The systemic level of a biochemical marker is the sum of all tissue sites generating this one fragment, and also depends on the extent of disease- affected tissue, the aggressiveness of the disease and the protein specificity of the fragment. This was elegantly investigated by Meulenbelt et al52
who demonstrated that the level of a MMP-generated fragment of the signature protein of cartilage, type II collagen, was correlated to the number of affected joints in osteoarthritis. Collagen expression is not restricted to the lung tissue, but is found ubiquitously throughout the body. Thus, several co-morbidities may influence the systemic level of fragments produced by MMP degradation of collagen molecules. Further investigations are needed to determine the individual contribution of different tissues to the total pool of collagen neoepitopes.
There are several limitations with the current study. The sample size was very small, and thus the findings are preliminary. The lack of information available for patients does not allow for further analysis and correlation with clinical parameters. Furthermore, this is a cross-sectional study and the prognostic value of the biomarkers could not be validated.

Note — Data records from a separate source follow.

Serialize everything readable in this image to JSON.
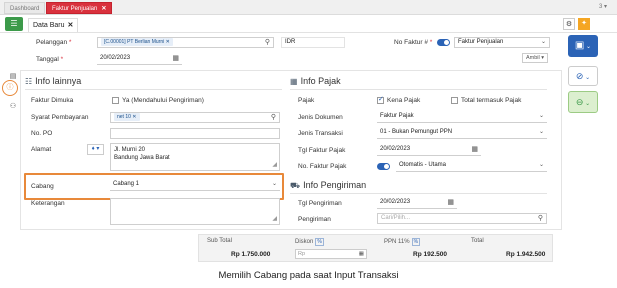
{
  "tabs": {
    "dashboard": "Dashboard",
    "faktur_penjualan": "Faktur Penjualan",
    "count": "3"
  },
  "doc_tab": "Data Baru",
  "header": {
    "pelanggan_label": "Pelanggan",
    "pelanggan_value": "[C.00001] PT Berlian Murni",
    "currency": "IDR",
    "no_faktur_label": "No Faktur #",
    "no_faktur_value": "Faktur Penjualan",
    "tanggal_label": "Tanggal",
    "tanggal_value": "20/02/2023",
    "ambil_label": "Ambil"
  },
  "info_lainnya": {
    "title": "Info lainnya",
    "faktur_dimuka_label": "Faktur Dimuka",
    "faktur_dimuka_option": "Ya (Mendahului Pengiriman)",
    "syarat_label": "Syarat Pembayaran",
    "syarat_value": "net 10",
    "no_po_label": "No. PO",
    "alamat_label": "Alamat",
    "alamat_line1": "Jl. Murni 20",
    "alamat_line2": "Bandung Jawa Barat",
    "cabang_label": "Cabang",
    "cabang_value": "Cabang 1",
    "keterangan_label": "Keterangan"
  },
  "info_pajak": {
    "title": "Info Pajak",
    "pajak_label": "Pajak",
    "kena_pajak": "Kena Pajak",
    "total_termasuk_pajak": "Total termasuk Pajak",
    "jenis_dokumen_label": "Jenis Dokumen",
    "jenis_dokumen_value": "Faktur Pajak",
    "jenis_transaksi_label": "Jenis Transaksi",
    "jenis_transaksi_value": "01 - Bukan Pemungut PPN",
    "tgl_faktur_label": "Tgl Faktur Pajak",
    "tgl_faktur_value": "20/02/2023",
    "no_faktur_pajak_label": "No. Faktur Pajak",
    "no_faktur_pajak_value": "Otomatis - Utama"
  },
  "info_pengiriman": {
    "title": "Info Pengiriman",
    "tgl_pengiriman_label": "Tgl Pengiriman",
    "tgl_pengiriman_value": "20/02/2023",
    "pengiriman_label": "Pengiriman",
    "pengiriman_placeholder": "Cari/Pilih..."
  },
  "totals": {
    "sub_total_label": "Sub Total",
    "sub_total_value": "Rp 1.750.000",
    "diskon_label": "Diskon",
    "diskon_pct": "%",
    "diskon_placeholder": "Rp",
    "ppn_label": "PPN 11%",
    "ppn_pct": "%",
    "ppn_value": "Rp 192.500",
    "total_label": "Total",
    "total_value": "Rp 1.942.500"
  },
  "caption": "Memilih Cabang pada saat Input Transaksi",
  "colors": {
    "accent_red": "#d9313d",
    "primary_blue": "#2b63b6",
    "highlight_orange": "#e8893a",
    "green": "#3c9a4a"
  }
}
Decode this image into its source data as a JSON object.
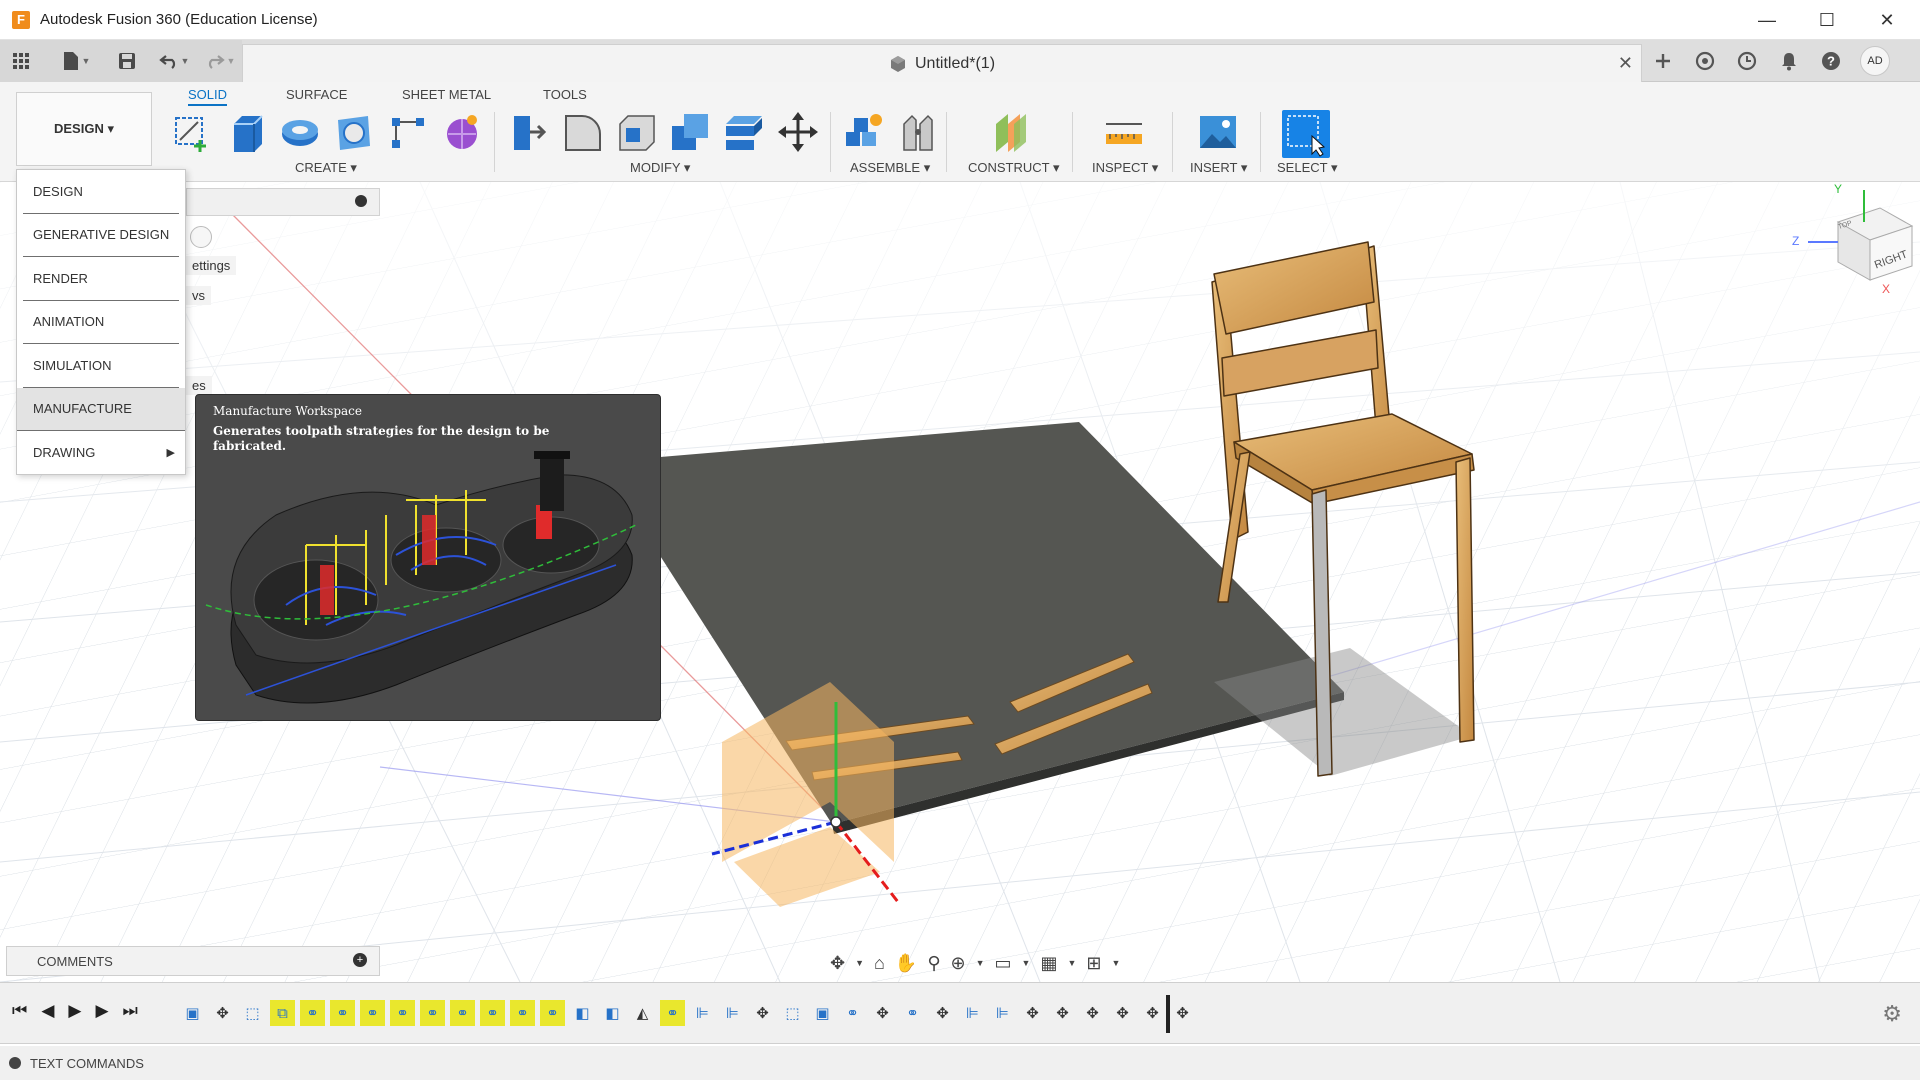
{
  "window": {
    "app_icon_letter": "F",
    "title": "Autodesk Fusion 360 (Education License)",
    "minimize": "—",
    "maximize": "☐",
    "close": "✕"
  },
  "quick_access": {
    "document_title": "Untitled*(1)",
    "close": "✕",
    "user_initials": "AD"
  },
  "ribbon": {
    "workspace": "DESIGN ▾",
    "tabs": [
      {
        "label": "SOLID",
        "active": true
      },
      {
        "label": "SURFACE",
        "active": false
      },
      {
        "label": "SHEET METAL",
        "active": false
      },
      {
        "label": "TOOLS",
        "active": false
      }
    ],
    "groups": {
      "create": "CREATE ▾",
      "modify": "MODIFY ▾",
      "assemble": "ASSEMBLE ▾",
      "construct": "CONSTRUCT ▾",
      "inspect": "INSPECT ▾",
      "insert": "INSERT ▾",
      "select": "SELECT ▾"
    }
  },
  "workspace_menu": {
    "items": [
      {
        "label": "DESIGN"
      },
      {
        "label": "GENERATIVE DESIGN"
      },
      {
        "label": "RENDER"
      },
      {
        "label": "ANIMATION"
      },
      {
        "label": "SIMULATION"
      },
      {
        "label": "MANUFACTURE",
        "hovered": true
      },
      {
        "label": "DRAWING",
        "submenu": true
      }
    ]
  },
  "tooltip": {
    "title": "Manufacture Workspace",
    "description": "Generates toolpath strategies for the design to be fabricated."
  },
  "browser": {
    "fragments": [
      "ettings",
      "vs",
      "es"
    ]
  },
  "viewcube": {
    "face_label": "RIGHT",
    "top_label": "TOP",
    "axis_x": "X",
    "axis_y": "Y",
    "axis_z": "Z"
  },
  "comments": {
    "label": "COMMENTS"
  },
  "text_commands": {
    "label": "TEXT COMMANDS"
  },
  "colors": {
    "accent": "#0b73c5",
    "timeline_highlight": "#e9e72d",
    "tooltip_bg": "#4a4a4a",
    "wood": "#d9a25a",
    "board": "#555652"
  }
}
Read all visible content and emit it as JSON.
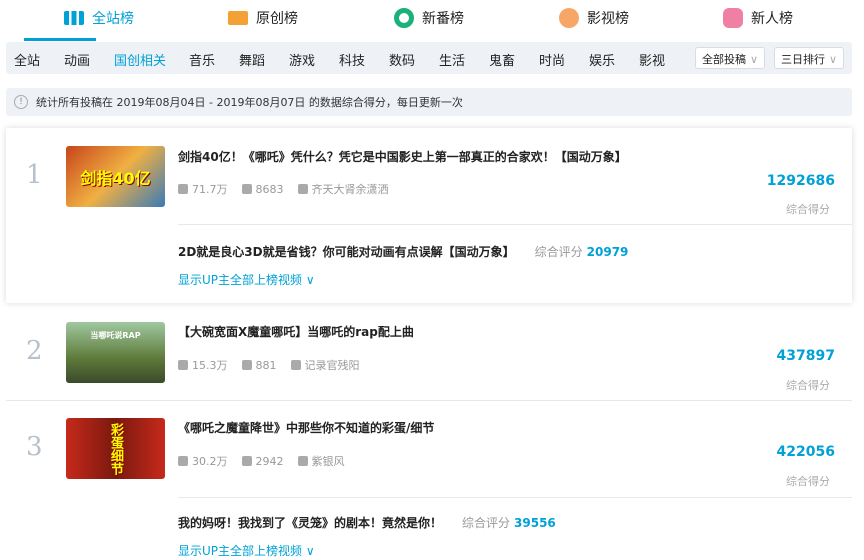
{
  "tabs": [
    {
      "label": "全站榜",
      "icon": "bar-chart-icon",
      "color": "#00a1d6"
    },
    {
      "label": "原创榜",
      "icon": "crown-icon",
      "color": "#f3a034"
    },
    {
      "label": "新番榜",
      "icon": "ring-icon",
      "color": "#1bb17b"
    },
    {
      "label": "影视榜",
      "icon": "film-reel-icon",
      "color": "#f6a767"
    },
    {
      "label": "新人榜",
      "icon": "new-user-icon",
      "color": "#f07fa4"
    }
  ],
  "nav": {
    "items": [
      "全站",
      "动画",
      "国创相关",
      "音乐",
      "舞蹈",
      "游戏",
      "科技",
      "数码",
      "生活",
      "鬼畜",
      "时尚",
      "娱乐",
      "影视"
    ],
    "active": "国创相关",
    "select1": "全部投稿",
    "select2": "三日排行"
  },
  "info": "统计所有投稿在 2019年08月04日 - 2019年08月07日 的数据综合得分，每日更新一次",
  "score_label": "综合得分",
  "sub_score_label": "综合评分",
  "show_more": "显示UP主全部上榜视频",
  "items": [
    {
      "rank": "1",
      "title": "剑指40亿！《哪吒》凭什么？凭它是中国影史上第一部真正的合家欢！【国动万象】",
      "thumb_text": "剑指40亿",
      "views": "71.7万",
      "danmaku": "8683",
      "author": "齐天大肾余潇洒",
      "score": "1292686",
      "sub_title": "2D就是良心3D就是省钱？你可能对动画有点误解【国动万象】",
      "sub_score": "20979"
    },
    {
      "rank": "2",
      "title": "【大碗宽面X魔童哪吒】当哪吒的rap配上曲",
      "thumb_text": "当哪吒说RAP",
      "views": "15.3万",
      "danmaku": "881",
      "author": "记录官残阳",
      "score": "437897"
    },
    {
      "rank": "3",
      "title": "《哪吒之魔童降世》中那些你不知道的彩蛋/细节",
      "thumb_text": "彩蛋细节",
      "views": "30.2万",
      "danmaku": "2942",
      "author": "紫银风",
      "score": "422056",
      "sub_title": "我的妈呀！我找到了《灵笼》的剧本！竟然是你！",
      "sub_score": "39556"
    }
  ]
}
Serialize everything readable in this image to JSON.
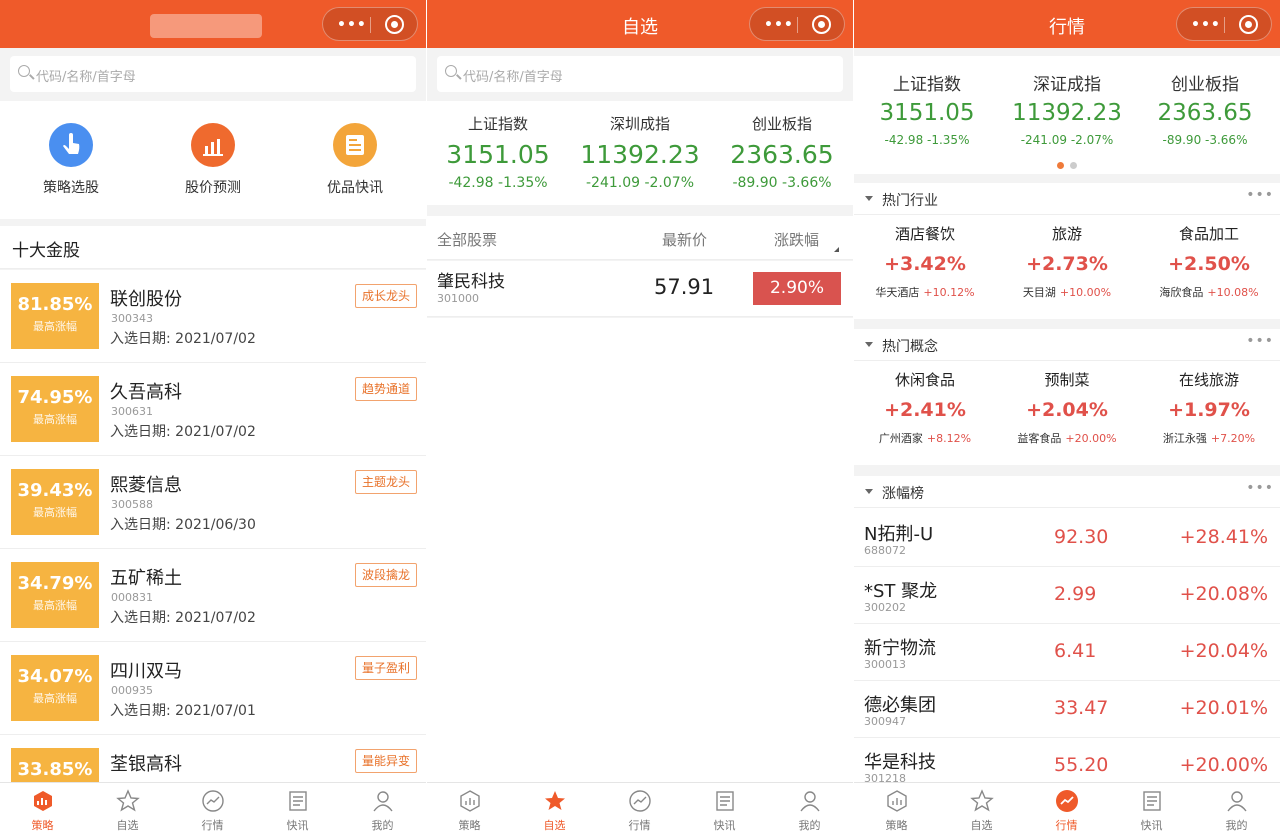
{
  "colors": {
    "accent": "#ef5a2a",
    "up": "#e0514a",
    "down": "#3e9a3a",
    "gold": "#f6b441"
  },
  "panel1": {
    "search_placeholder": "代码/名称/首字母",
    "quick": [
      {
        "label": "策略选股",
        "icon": "pointer-hand-icon",
        "color": "#4a8ff0"
      },
      {
        "label": "股价预测",
        "icon": "bar-chart-icon",
        "color": "#ef6a2e"
      },
      {
        "label": "优品快讯",
        "icon": "news-document-icon",
        "color": "#f3a53a"
      }
    ],
    "section_title": "十大金股",
    "gain_sub": "最高涨幅",
    "stocks": [
      {
        "pct": "81.85%",
        "name": "联创股份",
        "code": "300343",
        "date": "入选日期: 2021/07/02",
        "tag": "成长龙头"
      },
      {
        "pct": "74.95%",
        "name": "久吾高科",
        "code": "300631",
        "date": "入选日期: 2021/07/02",
        "tag": "趋势通道"
      },
      {
        "pct": "39.43%",
        "name": "熙菱信息",
        "code": "300588",
        "date": "入选日期: 2021/06/30",
        "tag": "主题龙头"
      },
      {
        "pct": "34.79%",
        "name": "五矿稀土",
        "code": "000831",
        "date": "入选日期: 2021/07/02",
        "tag": "波段擒龙"
      },
      {
        "pct": "34.07%",
        "name": "四川双马",
        "code": "000935",
        "date": "入选日期: 2021/07/01",
        "tag": "量子盈利"
      },
      {
        "pct": "33.85%",
        "name": "荃银高科",
        "code": "",
        "date": "",
        "tag": "量能异变"
      }
    ]
  },
  "panel2": {
    "title": "自选",
    "search_placeholder": "代码/名称/首字母",
    "indices": [
      {
        "name": "上证指数",
        "value": "3151.05",
        "change": "-42.98  -1.35%"
      },
      {
        "name": "深圳成指",
        "value": "11392.23",
        "change": "-241.09  -2.07%"
      },
      {
        "name": "创业板指",
        "value": "2363.65",
        "change": "-89.90  -3.66%"
      }
    ],
    "headers": {
      "all": "全部股票",
      "price": "最新价",
      "change": "涨跌幅"
    },
    "row": {
      "name": "肇民科技",
      "code": "301000",
      "price": "57.91",
      "change": "2.90%"
    }
  },
  "panel3": {
    "title": "行情",
    "indices": [
      {
        "name": "上证指数",
        "value": "3151.05",
        "change": "-42.98  -1.35%"
      },
      {
        "name": "深证成指",
        "value": "11392.23",
        "change": "-241.09  -2.07%"
      },
      {
        "name": "创业板指",
        "value": "2363.65",
        "change": "-89.90  -3.66%"
      }
    ],
    "hot_industry": {
      "title": "热门行业",
      "more": "•••",
      "items": [
        {
          "name": "酒店餐饮",
          "pct": "+3.42%",
          "lead": "华天酒店",
          "lead_pct": "+10.12%"
        },
        {
          "name": "旅游",
          "pct": "+2.73%",
          "lead": "天目湖",
          "lead_pct": "+10.00%"
        },
        {
          "name": "食品加工",
          "pct": "+2.50%",
          "lead": "海欣食品",
          "lead_pct": "+10.08%"
        }
      ]
    },
    "hot_concept": {
      "title": "热门概念",
      "more": "•••",
      "items": [
        {
          "name": "休闲食品",
          "pct": "+2.41%",
          "lead": "广州酒家",
          "lead_pct": "+8.12%"
        },
        {
          "name": "预制菜",
          "pct": "+2.04%",
          "lead": "益客食品",
          "lead_pct": "+20.00%"
        },
        {
          "name": "在线旅游",
          "pct": "+1.97%",
          "lead": "浙江永强",
          "lead_pct": "+7.20%"
        }
      ]
    },
    "gainers": {
      "title": "涨幅榜",
      "more": "•••",
      "rows": [
        {
          "name": "N拓荆-U",
          "code": "688072",
          "price": "92.30",
          "pct": "+28.41%"
        },
        {
          "name": "*ST 聚龙",
          "code": "300202",
          "price": "2.99",
          "pct": "+20.08%"
        },
        {
          "name": "新宁物流",
          "code": "300013",
          "price": "6.41",
          "pct": "+20.04%"
        },
        {
          "name": "德必集团",
          "code": "300947",
          "price": "33.47",
          "pct": "+20.01%"
        },
        {
          "name": "华是科技",
          "code": "301218",
          "price": "55.20",
          "pct": "+20.00%"
        }
      ]
    }
  },
  "tabs": [
    {
      "label": "策略",
      "icon": "strategy-chart-icon"
    },
    {
      "label": "自选",
      "icon": "star-icon"
    },
    {
      "label": "行情",
      "icon": "trend-line-icon"
    },
    {
      "label": "快讯",
      "icon": "news-list-icon"
    },
    {
      "label": "我的",
      "icon": "user-profile-icon"
    }
  ],
  "capsule": {
    "dots": "•••"
  }
}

In conclusion, by using protein fingerprint technology, we have developed assays measuring novel biochemical markers which enable us to assess peptides generated during degradation of collagens in pulmonary fibrosis. These markers were able to distinguish between healthy controls and patients with mild COPD and/or IPF in a small clinical population. The collagen degradation markers demonstrated promising discriminative diagnostic power and may provide an improved tool for identification of those patients most in need of treatment, as well as for monitoring potential efficacy of interventions. These data need to be validated in larger clinical settings.